Tentu saja, suratkabar mulai terasa mencurigakan; dan kemudian, berdatanganlah mereka! Entah bagaimana, untuk pertama kalinya dalam sejarah republik; properti, figur, dan intelektualitas mampu sekaligus mengayunkan pengaruh politik. Uang, kebajikan, dan kecerdasan bisa sekaligus bersatu demi mengambil kepentingan vital dalam persoalan politik; kekuatan ini pun sekaligus  mengawali pra-seleksi dengan kekuatan yang kuat; sekaligus juga, orang-orang terbaik negara ini diajukan sebagai kandidat parlemen yang urusannya harus memperluas hak pilih. Dengan setengah bimbang, pers segera bergabung dengan gerakan kekuatan baru ini dan meninggalkan separuh sisa idealismenya untuk mencerca “penghancuran kebebasan” sebagai aspirasi masyarakat lapisan bawah; sebagai penguasaan komunitas sampai sekarang.

Kemenangan pun lengkap. Hukum baru dibingkai dan disahkan. Di bawahnya, setiap warga negara yang miskin atau bodoh hanya memiliki satu hak suara saat pemilihan umum berlaku. Akan tetapi, jika seseorang memiliki pendidikan sekolah umum yang baik dan tak punya uang, ia akan memiliki dua hak suara. Sementara jika ia berpendidikan sekolah menengah, maka akan memperoleh  empat suara.

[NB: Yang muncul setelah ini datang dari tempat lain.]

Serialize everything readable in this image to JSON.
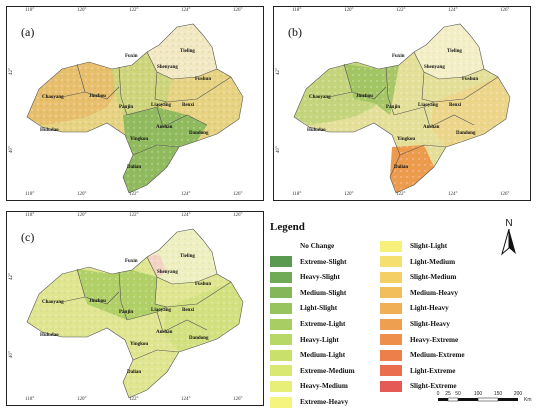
{
  "panels": [
    {
      "id": "a",
      "label": "(a)"
    },
    {
      "id": "b",
      "label": "(b)"
    },
    {
      "id": "c",
      "label": "(c)"
    }
  ],
  "top_ticks": [
    "118°",
    "120°",
    "122°",
    "124°",
    "126°"
  ],
  "bottom_ticks": [
    "118°",
    "120°",
    "122°",
    "124°",
    "126°"
  ],
  "left_ticks": [
    "42°",
    "40°"
  ],
  "cities": [
    "Tieling",
    "Fuxin",
    "Shenyang",
    "Fushun",
    "Chaoyang",
    "Jinzhou",
    "Panjin",
    "Liaoyang",
    "Benxi",
    "Huludao",
    "Anshan",
    "Yingkou",
    "Dandong",
    "Dalian"
  ],
  "legend": {
    "title": "Legend",
    "col1": [
      {
        "label": "No Change",
        "color": "#ffffff"
      },
      {
        "label": "Extreme-Slight",
        "color": "#5a9a50"
      },
      {
        "label": "Heavy-Slight",
        "color": "#6faa55"
      },
      {
        "label": "Medium-Slight",
        "color": "#83b75a"
      },
      {
        "label": "Light-Slight",
        "color": "#97c45f"
      },
      {
        "label": "Extreme-Light",
        "color": "#a6ce62"
      },
      {
        "label": "Heavy-Light",
        "color": "#b7d766"
      },
      {
        "label": "Medium-Light",
        "color": "#c9e06b"
      },
      {
        "label": "Extreme-Medium",
        "color": "#d8e872"
      },
      {
        "label": "Heavy-Medium",
        "color": "#e7ef79"
      },
      {
        "label": "Extreme-Heavy",
        "color": "#f4f47f"
      }
    ],
    "col2": [
      {
        "label": "Slight-Light",
        "color": "#f7f07a"
      },
      {
        "label": "Light-Medium",
        "color": "#f5df6e"
      },
      {
        "label": "Slight-Medium",
        "color": "#f3cf65"
      },
      {
        "label": "Medium-Heavy",
        "color": "#f2be5c"
      },
      {
        "label": "Light-Heavy",
        "color": "#f0ae55"
      },
      {
        "label": "Slight-Heavy",
        "color": "#ef9f50"
      },
      {
        "label": "Heavy-Extreme",
        "color": "#ee904c"
      },
      {
        "label": "Medium-Extreme",
        "color": "#ed7f4a"
      },
      {
        "label": "Light-Extreme",
        "color": "#ea6e4e"
      },
      {
        "label": "Slight-Extreme",
        "color": "#e65a55"
      }
    ]
  },
  "north_label": "N",
  "scale": {
    "ticks": [
      "0",
      "25",
      "50",
      "100",
      "150",
      "200"
    ],
    "unit": "Km"
  },
  "colors": {
    "a": {
      "base": "#e5cf7a",
      "west": "#e9b763",
      "south": "#86b55a",
      "north": "#f3ebc6"
    },
    "b": {
      "base": "#e3e29a",
      "west": "#a7c865",
      "south": "#ed9c4e",
      "north": "#f4efc9"
    },
    "c": {
      "base": "#dde493",
      "west": "#b8d66a",
      "south": "#d7e48a",
      "north": "#f1f0c8"
    }
  }
}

Jika ia memiliki properti seharga tiga ribu saco, ia bisa menggunakan satu suara lagi dan untuk setiap lima puluh ribu saco yang ditambahkan seseorang sebagai hartanya, ia berhak lagi untuk memilih.

Pendidikan universitas akan memberikan hak sembilan suara kepada seseorang meskipun ia tidak memiliki properti. Oleh karenanya, pendidikan menjadi lebih lazim dan gampang diperoleh dibandingkan kekayaan; sehingga orang-orang berpendidikan menjadi pengawas yang sehat bagi orang-orang kaya karena dapat mengunggulinya. Pendidikan biasanya berlaku berdasarkan kejujuran, pandangan yang luas, dan kemanusiaan. Maka, pemilih terpelajar—yang memiliki keseimbangan kekuatan—menjadi pelindung yang efisien dan berwaspada bagi masyarakat kelas bawah yang besar.

 

Dan sekarang, suatu hal aneh berkembang dengan sendirinya; yakni semacam persaingan yang bertujuan  pada kekuatan suara!

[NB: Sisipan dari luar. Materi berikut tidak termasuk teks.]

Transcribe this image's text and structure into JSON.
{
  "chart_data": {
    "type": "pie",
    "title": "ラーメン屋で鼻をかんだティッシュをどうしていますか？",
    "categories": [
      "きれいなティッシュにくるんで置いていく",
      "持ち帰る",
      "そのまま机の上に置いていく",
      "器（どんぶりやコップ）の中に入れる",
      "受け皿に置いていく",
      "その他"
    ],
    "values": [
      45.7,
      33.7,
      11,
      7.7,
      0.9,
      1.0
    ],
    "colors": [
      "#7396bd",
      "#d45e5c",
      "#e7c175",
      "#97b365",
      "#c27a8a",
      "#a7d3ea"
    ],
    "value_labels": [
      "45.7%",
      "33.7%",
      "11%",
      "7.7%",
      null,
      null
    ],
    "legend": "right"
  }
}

Jika sebelumnya, seseorang dihormati hanya berdasarkan jumlah uang yang dimilikinya. Sekarang, kemuliannya diukur dengan jumlah suara yang ia miliki. Seseorang dengan hanya satu suara jelas-jelas menghormati tetangganya yang memiliki tiga suara. Dan jika ia seorang luar biasa, ia akan sama energiknya untuk bertekad mendapatkan tiga suara bagi dirinya sendiri. Semangat persaingan ini menyerbu segala strata.

Suara berdasarkan modal kekayaan umumnya disebut “suara fana” karena bisa saja hilang. Sementara suara yang diperoleh berdasarkan tingkat pendidikan disebut “suara abadi” karena secara umum karakternya tahan lama dan secara alami lebih dihargai daripada pilihan lainnya. Saya mengatakan “secara umum” karena pilihan jenis ini tidak sepenuhnya abadi apabila ketidakwarasan menyingkirkannya.

Di bawah sistem ini, perjudian dan spekulasi hampir berhenti di republik. Seorang terhormat yang memiliki kekuatan suara besar tidak beresiko kehilangan suara pada kesempatan yang penuh keraguan.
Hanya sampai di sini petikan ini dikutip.